A new exhibition titled “My Russia will love me too” will be opening in Italy’s Palazzo Roverella in Rovigo. The exhibition highlights Chagall’s unique and whimsical artistic style and how the relationship to his Russian heritage influenced him as an artist.

Marc Chagall is known for his illustrative style often depicting biblical stories.

“We are pushed to discover links that are suggested, without being able to confirm that Chagall was actually inspired by specific iconographies. But, of course, this is an artistic universe, the icons, the lubki (Russian woodblock prints), that all artists from the Russian avant-garde were soaked in the same way. Chagall then used them as vocabulary that he brought along with him and within him as if they were natural extensions of him like the paintbrush, like the color pallet,” Meret Meyer, Chagall’s granddaughter, said of Chagall’s fascination with Russian art.

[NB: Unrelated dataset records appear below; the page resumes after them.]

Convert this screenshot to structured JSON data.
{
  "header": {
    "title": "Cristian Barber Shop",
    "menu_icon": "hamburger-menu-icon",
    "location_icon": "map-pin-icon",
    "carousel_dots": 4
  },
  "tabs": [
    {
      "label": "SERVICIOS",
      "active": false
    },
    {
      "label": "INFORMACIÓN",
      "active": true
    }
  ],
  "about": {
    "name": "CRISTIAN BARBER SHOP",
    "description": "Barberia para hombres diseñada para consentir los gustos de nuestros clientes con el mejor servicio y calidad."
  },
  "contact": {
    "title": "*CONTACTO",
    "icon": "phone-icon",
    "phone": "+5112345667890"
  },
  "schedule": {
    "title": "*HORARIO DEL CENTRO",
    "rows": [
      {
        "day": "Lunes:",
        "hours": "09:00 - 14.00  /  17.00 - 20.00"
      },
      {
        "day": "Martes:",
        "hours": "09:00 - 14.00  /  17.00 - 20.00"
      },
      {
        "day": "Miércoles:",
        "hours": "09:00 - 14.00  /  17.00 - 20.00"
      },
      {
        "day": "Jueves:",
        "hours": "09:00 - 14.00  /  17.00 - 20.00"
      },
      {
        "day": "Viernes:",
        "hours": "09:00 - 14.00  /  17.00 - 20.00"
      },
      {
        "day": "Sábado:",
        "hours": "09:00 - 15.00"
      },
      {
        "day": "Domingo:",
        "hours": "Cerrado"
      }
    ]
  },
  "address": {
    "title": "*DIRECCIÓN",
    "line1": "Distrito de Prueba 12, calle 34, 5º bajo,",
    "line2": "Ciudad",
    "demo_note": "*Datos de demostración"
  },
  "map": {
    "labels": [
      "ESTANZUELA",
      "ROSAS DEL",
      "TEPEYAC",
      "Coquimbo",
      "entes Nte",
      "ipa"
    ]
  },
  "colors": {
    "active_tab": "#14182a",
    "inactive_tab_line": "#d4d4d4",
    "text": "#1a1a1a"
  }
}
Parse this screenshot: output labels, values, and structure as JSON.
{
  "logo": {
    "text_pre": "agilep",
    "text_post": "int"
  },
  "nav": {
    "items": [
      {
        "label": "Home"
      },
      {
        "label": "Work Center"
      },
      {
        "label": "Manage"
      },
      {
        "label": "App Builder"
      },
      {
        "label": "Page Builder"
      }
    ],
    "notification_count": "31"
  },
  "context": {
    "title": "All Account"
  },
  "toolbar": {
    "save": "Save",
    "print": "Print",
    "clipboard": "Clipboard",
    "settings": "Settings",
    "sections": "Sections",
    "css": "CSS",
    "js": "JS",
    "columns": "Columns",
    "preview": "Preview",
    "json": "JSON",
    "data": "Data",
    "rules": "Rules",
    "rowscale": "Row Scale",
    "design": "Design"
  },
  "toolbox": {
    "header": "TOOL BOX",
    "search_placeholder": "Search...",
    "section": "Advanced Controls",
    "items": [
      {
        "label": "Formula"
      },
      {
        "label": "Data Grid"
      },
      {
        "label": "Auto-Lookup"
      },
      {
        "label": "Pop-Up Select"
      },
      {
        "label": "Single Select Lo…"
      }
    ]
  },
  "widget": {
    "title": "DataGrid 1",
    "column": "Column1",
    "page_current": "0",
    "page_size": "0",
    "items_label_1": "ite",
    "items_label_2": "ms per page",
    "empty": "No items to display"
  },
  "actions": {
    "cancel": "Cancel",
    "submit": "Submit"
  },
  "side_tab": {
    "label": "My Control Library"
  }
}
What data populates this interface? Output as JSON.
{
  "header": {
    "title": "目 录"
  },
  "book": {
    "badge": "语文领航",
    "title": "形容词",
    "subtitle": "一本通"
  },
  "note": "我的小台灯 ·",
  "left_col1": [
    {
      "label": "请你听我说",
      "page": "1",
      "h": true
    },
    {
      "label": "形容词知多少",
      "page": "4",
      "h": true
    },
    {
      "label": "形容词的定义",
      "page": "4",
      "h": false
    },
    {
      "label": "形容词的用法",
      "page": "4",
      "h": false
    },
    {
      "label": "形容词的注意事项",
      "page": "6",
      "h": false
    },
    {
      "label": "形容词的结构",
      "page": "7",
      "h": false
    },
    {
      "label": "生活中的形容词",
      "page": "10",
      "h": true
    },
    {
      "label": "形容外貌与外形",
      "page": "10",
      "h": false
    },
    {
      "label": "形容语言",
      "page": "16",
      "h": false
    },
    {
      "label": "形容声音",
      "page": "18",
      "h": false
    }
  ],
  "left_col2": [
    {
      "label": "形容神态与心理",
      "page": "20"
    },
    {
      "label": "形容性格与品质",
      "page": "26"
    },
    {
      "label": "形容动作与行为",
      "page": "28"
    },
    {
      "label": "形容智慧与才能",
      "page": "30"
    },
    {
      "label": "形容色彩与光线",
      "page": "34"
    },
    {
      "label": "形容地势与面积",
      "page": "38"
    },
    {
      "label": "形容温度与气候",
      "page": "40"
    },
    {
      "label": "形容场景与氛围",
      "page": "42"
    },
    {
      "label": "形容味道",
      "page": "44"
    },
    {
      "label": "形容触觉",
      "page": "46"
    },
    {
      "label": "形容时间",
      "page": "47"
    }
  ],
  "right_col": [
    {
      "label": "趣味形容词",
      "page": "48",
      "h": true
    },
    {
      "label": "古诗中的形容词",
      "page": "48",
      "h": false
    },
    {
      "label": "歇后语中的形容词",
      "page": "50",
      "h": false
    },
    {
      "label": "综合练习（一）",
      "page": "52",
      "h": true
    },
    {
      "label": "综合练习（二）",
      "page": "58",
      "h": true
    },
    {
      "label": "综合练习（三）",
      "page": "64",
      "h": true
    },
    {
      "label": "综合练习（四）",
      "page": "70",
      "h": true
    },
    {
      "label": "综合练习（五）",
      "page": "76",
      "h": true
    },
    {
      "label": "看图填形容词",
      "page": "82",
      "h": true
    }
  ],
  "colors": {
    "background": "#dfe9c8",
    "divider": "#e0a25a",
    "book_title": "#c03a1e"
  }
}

“The Wedding” by Marc Chagall (1918).

Claudia Zevi, the exhibition curator, organized the exhibition by symbols and motifs famous in Russian mythology and folklore that Chagall often used, like bird maidens or sirens. “We saw the theme of the roosters, the rooster in the Russian culture is the one that marks dawn, the warrior. But in the Jewish culture, it is the animal that is sacrificed the day before Yom Kippur, so the victim… There is also the pendulum, an object present in all the Jewish homes, but it is also an image that represents the apocalypse,” she said. 

Marc Chagall, Russian Village, 1929.

Chagall was born to a Jewish family in present day Belarus, which was part of the Russian empire at the time. His Jewish heritage was an important part of who he was as a person and an artist, and it sometimes collided with his Russian roots. “We separated these elements and I believe the result is a new reading of his works that forces us to stop and look at each individual piece to look for specific elements rather than looking at pieces quickly, one after the other following chronological or historical guidelines,” Zevi said.

Meyer hopes examining the symbolic nature of her grandfather’s work will allow people to appreciate the artist in a different way. The exhibition runs until January 17, 2021.